Firewise - Prepare Your Home
   

Each year, wildland fires consume homes in the wildland-urban interface – defined as areas where homes are built near or among lands prone to wildland fire. Studies show that as many as 80 percent of homes lost to wildland fire may have been saved if brush around the homes were cleared and defensible space created around structures. There is no better time than now to prepare and educate your family, friends and neighbors. Make sure everyone knows what to do to protect people and homes in case of fire.
  • Prepare around your home. If your home is built in or near the forest, follow these steps to protect your home from wildfire. When developing your home landscaping, try planting fire-resistant plants to help reduce your risk from wildfire.
  • Unite with your neighbors – start a Firewise Communities/USA® Recognition site.
  • Know the outdoor burning rules. DNR regulates outdoor burning on all forestlands where we provide wildfire protection.

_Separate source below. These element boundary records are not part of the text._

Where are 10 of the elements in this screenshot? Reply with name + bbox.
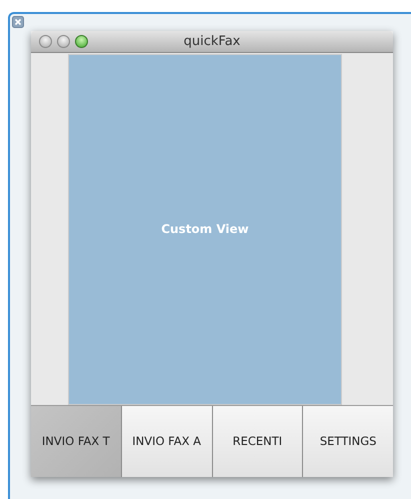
tab[interactable]: RECENTI — [212, 406, 304, 477]
close-icon[interactable] — [12, 16, 24, 28]
window-title: quickFax — [182, 34, 242, 49]
close-light-icon[interactable] — [39, 34, 52, 48]
minimize-light-icon[interactable] — [57, 34, 70, 48]
tab[interactable]: SETTINGS — [303, 406, 393, 477]
zoom-light-icon[interactable] — [75, 34, 88, 48]
tab[interactable]: INVIO FAX T — [31, 406, 122, 477]
tab[interactable]: INVIO FAX A — [122, 406, 212, 477]
custom-view-label: Custom View — [161, 222, 249, 236]
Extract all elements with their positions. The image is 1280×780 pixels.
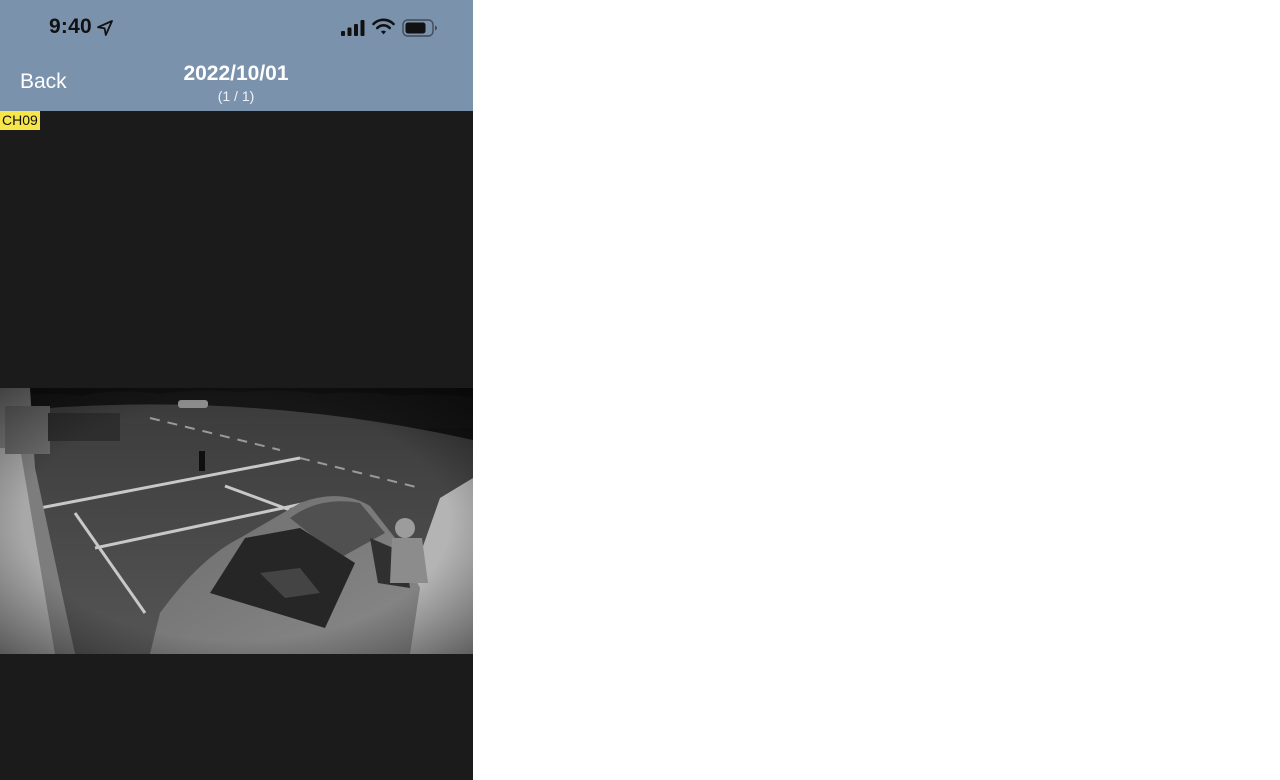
- page-counter: (1 / 1): [217, 88, 255, 104]
- phone-screen: 9:40 Back 2022/10/01 (1 / 1) CH09: [0, 0, 473, 780]
- cellular-signal-icon: [341, 20, 365, 36]
- nav-header: 9:40 Back 2022/10/01 (1 / 1): [0, 0, 473, 111]
- video-area: CH09: [0, 111, 473, 780]
- camera-snapshot[interactable]: [0, 388, 473, 654]
- back-button[interactable]: Back: [20, 70, 67, 94]
- channel-badge: CH09: [0, 111, 40, 130]
- page-title: 2022/10/01: [183, 62, 289, 85]
- battery-icon: [402, 19, 437, 37]
- status-time: 9:40: [49, 15, 92, 38]
- location-arrow-icon: [97, 20, 113, 36]
- status-bar: 9:40: [0, 0, 473, 56]
- wifi-icon: [372, 18, 395, 35]
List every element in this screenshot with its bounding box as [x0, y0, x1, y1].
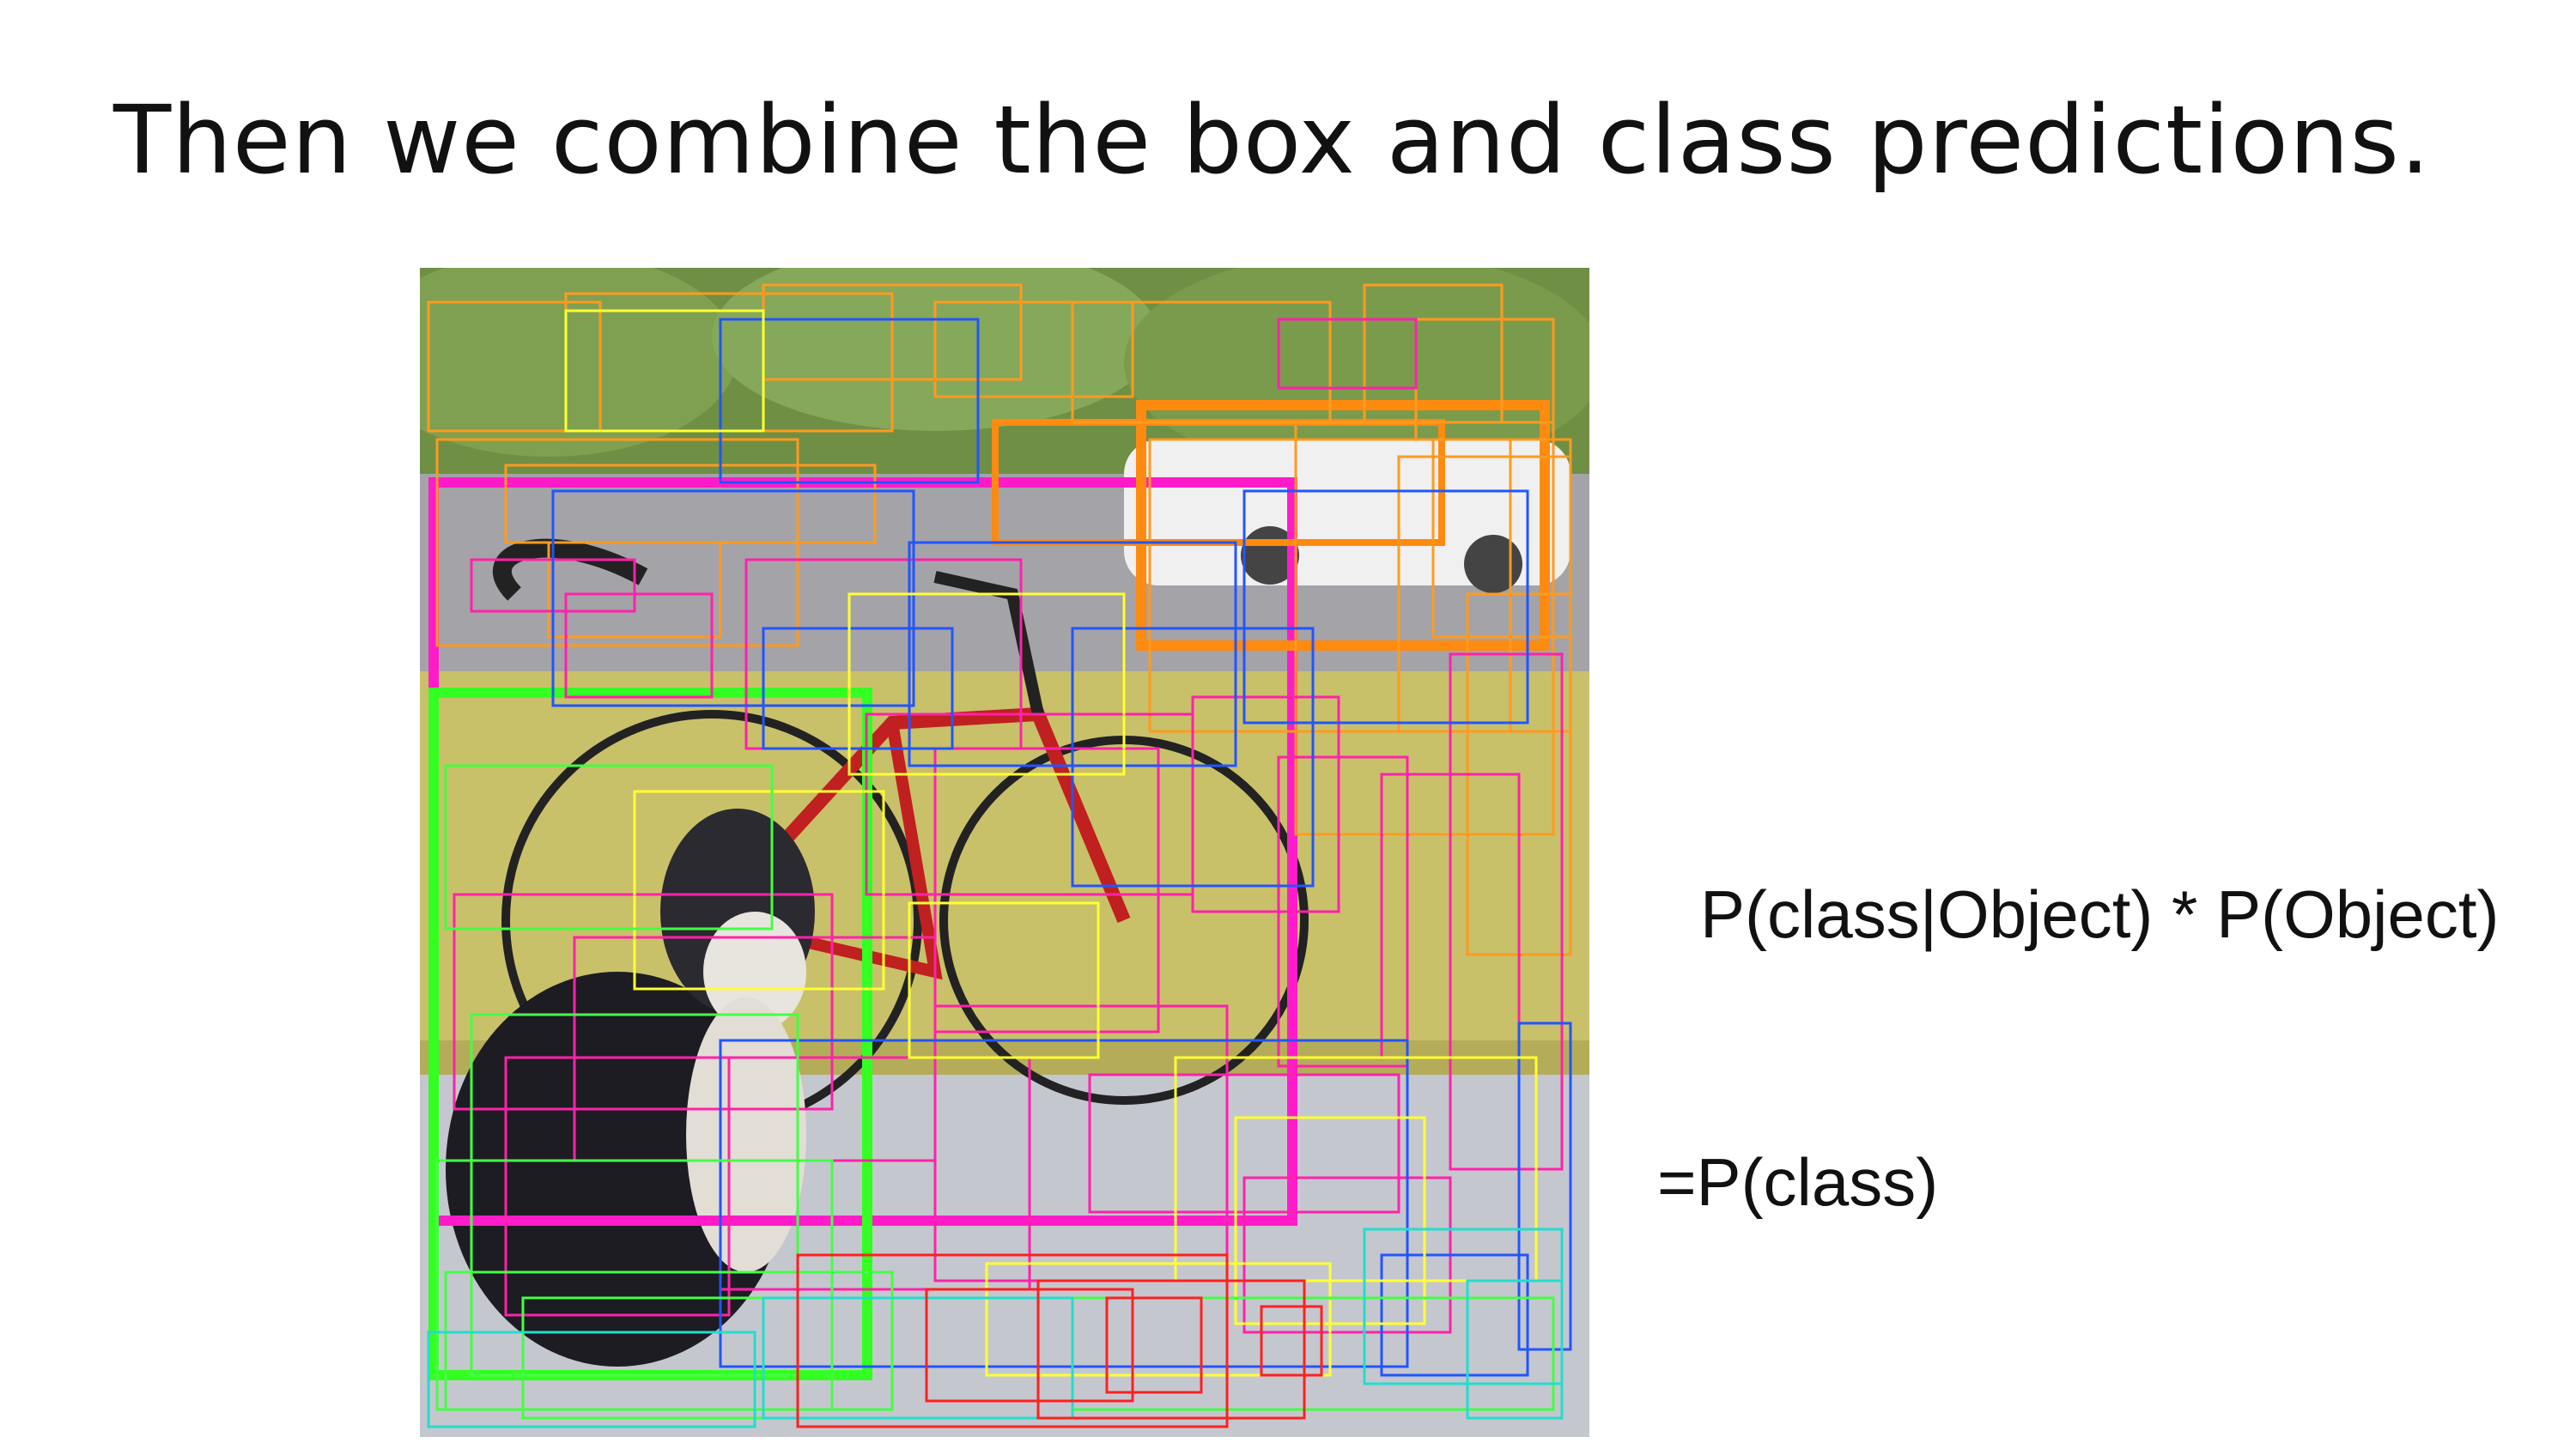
slide-title: Then we combine the box and class predic… — [113, 85, 2431, 195]
photo-illustration — [420, 268, 1589, 1437]
slide: Then we combine the box and class predic… — [0, 0, 2576, 1449]
car-wheel — [1464, 535, 1522, 593]
formula-line-1: P(class|Object) * P(Object) — [1700, 876, 2500, 952]
bounding-box-image — [420, 268, 1589, 1437]
dog-chest — [686, 997, 806, 1272]
formula-line-2: =P(class) — [1657, 1144, 1939, 1220]
probability-formula: P(class|Object) * P(Object) =P(class) — [1657, 691, 2499, 1405]
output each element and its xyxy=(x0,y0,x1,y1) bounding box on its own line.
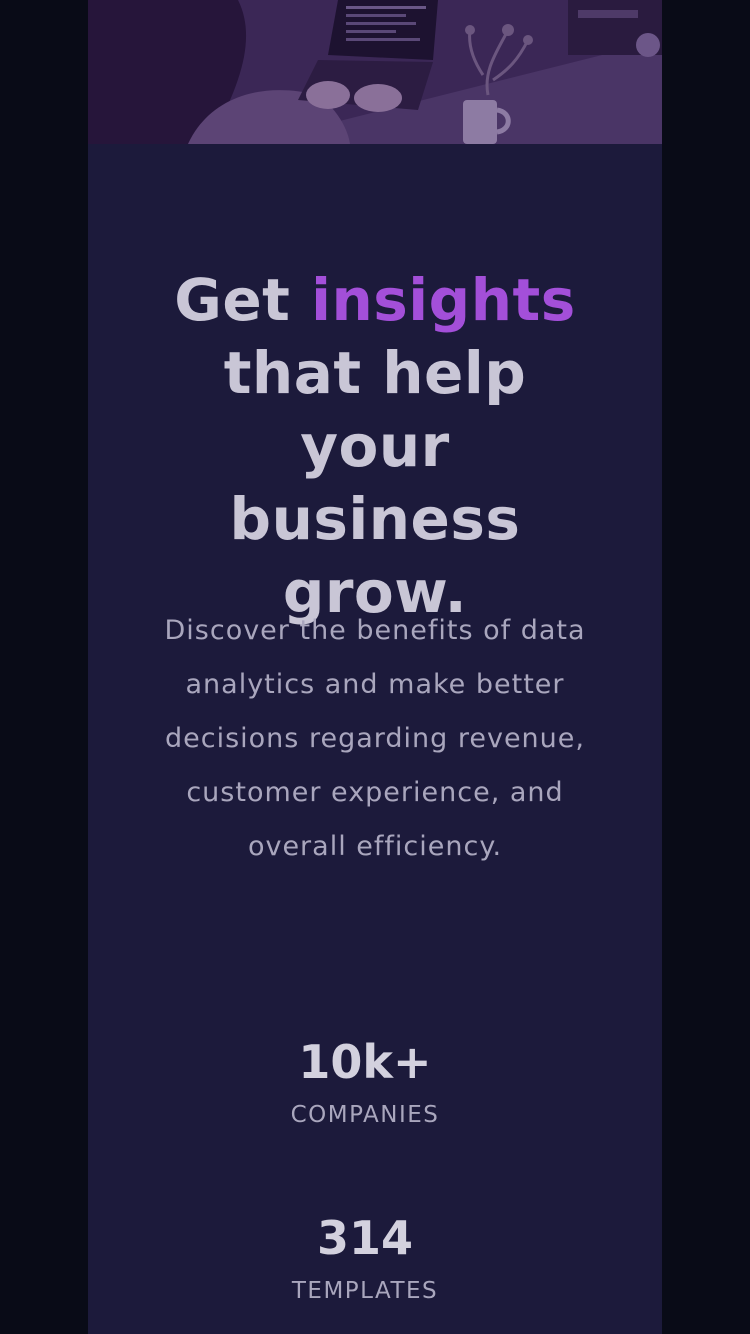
description: Discover the benefits of data analytics … xyxy=(164,615,586,862)
stat-label: COMPANIES xyxy=(290,1102,440,1128)
headline: Get insights that help your business gro… xyxy=(148,264,602,629)
stat-label: TEMPLATES xyxy=(291,1278,439,1304)
hero-image xyxy=(88,0,662,144)
headline-prefix: Get xyxy=(174,266,312,334)
stat-value: 314 xyxy=(316,1211,414,1265)
headline-suffix: that help your business grow. xyxy=(223,339,527,626)
stat-templates: 314 TEMPLATES xyxy=(88,1210,642,1306)
stat-value: 10k+ xyxy=(298,1035,432,1089)
headline-accent: insights xyxy=(311,266,576,334)
stat-companies: 10k+ COMPANIES xyxy=(88,1034,642,1130)
hero-photo-illustration xyxy=(88,0,662,144)
page: Get insights that help your business gro… xyxy=(0,0,750,1334)
feature-card: Get insights that help your business gro… xyxy=(88,0,662,1334)
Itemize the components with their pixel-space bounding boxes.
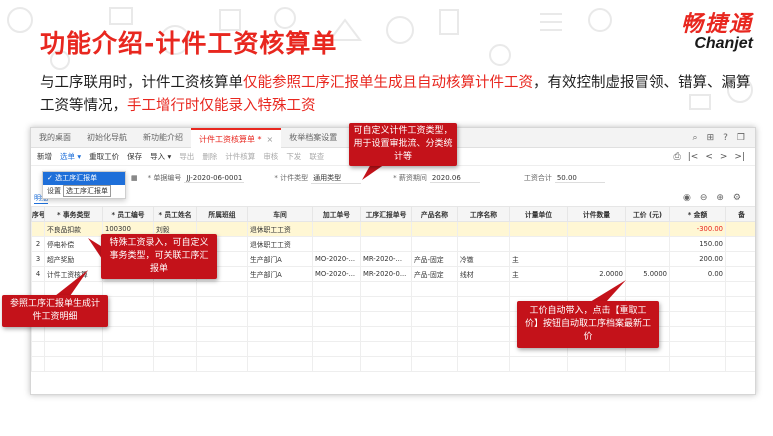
callout-reference: 参照工序汇报单生成计件工资明细 <box>2 295 108 327</box>
callout-special-wage: 特殊工资录入，可自定义事务类型，可关联工序汇报单 <box>101 234 217 279</box>
arrow-reference <box>55 270 88 296</box>
arrow-auto <box>590 280 626 302</box>
callout-type-define: 可自定义计件工资类型，用于设置审批流、分类统计等 <box>349 123 457 166</box>
callout-auto-fetch: 工价自动带入，点击【重取工价】按钮自动取工序档案最新工价 <box>517 301 659 348</box>
callout-arrows <box>55 162 626 302</box>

Don’t burn outdoors until you know the rules.
  • Have a plan when it's time to leave - Ready, Set, Go!

Washington Firewise

DNR works with local fire districts, conservation districts, counties, and extension programs to help Washington residents benefit from the Firewise Communities/USA. Administered through the National Fire Protection Association, the Firewise Program encourages homeowners and communities to prepare for wildfire.
 
The Fuel Mitigation grant application period has closed. Please check back in March to see what grant funding is available for your community.
 
DNR's Firewise Challenge is designed to encourage neighbors to work together on reducing their wildfire risks through the application of Firewise principles. This is a cost-share program that provides funding for eligible activities by current and prospective Firewise Communities. Awards will be distributed based on the severity of the applying community’s wildfire risks, the type of project submitted and the connection to other fuel reduction projects. 
 
Funds for this cost-share program are made possible by an appropriation from the 2015 State Legislature and administered by DNR. 
Firewise Challenge Goals
  • Increase public knowledge regarding the benefits of fire mitigation and the Firewise Communities/USA© Program
  • Support current Firewise communities and re-engage with those that have lapsed or are listed as inactive
  • Create more Firewise communities within the state to help reduce the risk of negative impact from destructive wildfires
  • Foster closer working relationships among fire districts, communities, counties, conservation districts, and other interested organizations
For more information about Firewise opportunties in Washington, email firewise@dnr.wa.gov.

Firewise Contacts

For more information on Firewise Communities, please email firewise@dnr.wa.gov or contact your local DNR staff:
 
Western Washington
Andy Tate, Firewise Coordinator, 360-902-1300.
 
Northeast Region (Okanogan, Ferry, Stevens, Pend Oreille, Spokane counties, and the north portion of Lincoln County)
Myron Boles, Acting Landowner Assistance Manager, 509-685-2716
 
Southeast Region (Chelan, Douglas, Kittitas, Grant, Lincoln, Adams, Whitman, Yakima, Klickitat, eastern portion of Skamania, Benton, Franklin, Walla Walla, Columbia, Garfield, and Asotin counties)
Scott Chambers, Landowner Assistance Forester 509-925-0929
 
Firewise has been effective in Washington state: See how defensible space techniques – clearing brush, limbing trees, etc. – helped save homes from the 2011 Monastery Fire Complex in south-central Washington, while 29 other homes were destroyed.

Additional Programs

The Ready, Set, Go! Program, managed by the International Association of Fire Chiefs helps fire departments teach individuals who live in high risk wildfire areas how to best prepare themselves and their properties against fire threats. See Your Personal Wildland Fire Action Guide.
 
Firewise and Ready, Set, Go! are components of the Fire Adapted Communities strategy. A “Fire Adapted Community” incorporates people, buildings, businesses, infrastructure, cultural resources, and natural areas working together to prepare for the effects of wildfire.
 
The Washington Fire Adapted Communities Learning Network (WAFAC), funded by the Bureau of Land Management, is a statewide group of organizations supporting communities confronting the threat of wildfire. The project provides member communities with resources to engage with other WAFAC participants, to share best practices and ways to manage wildfire threats.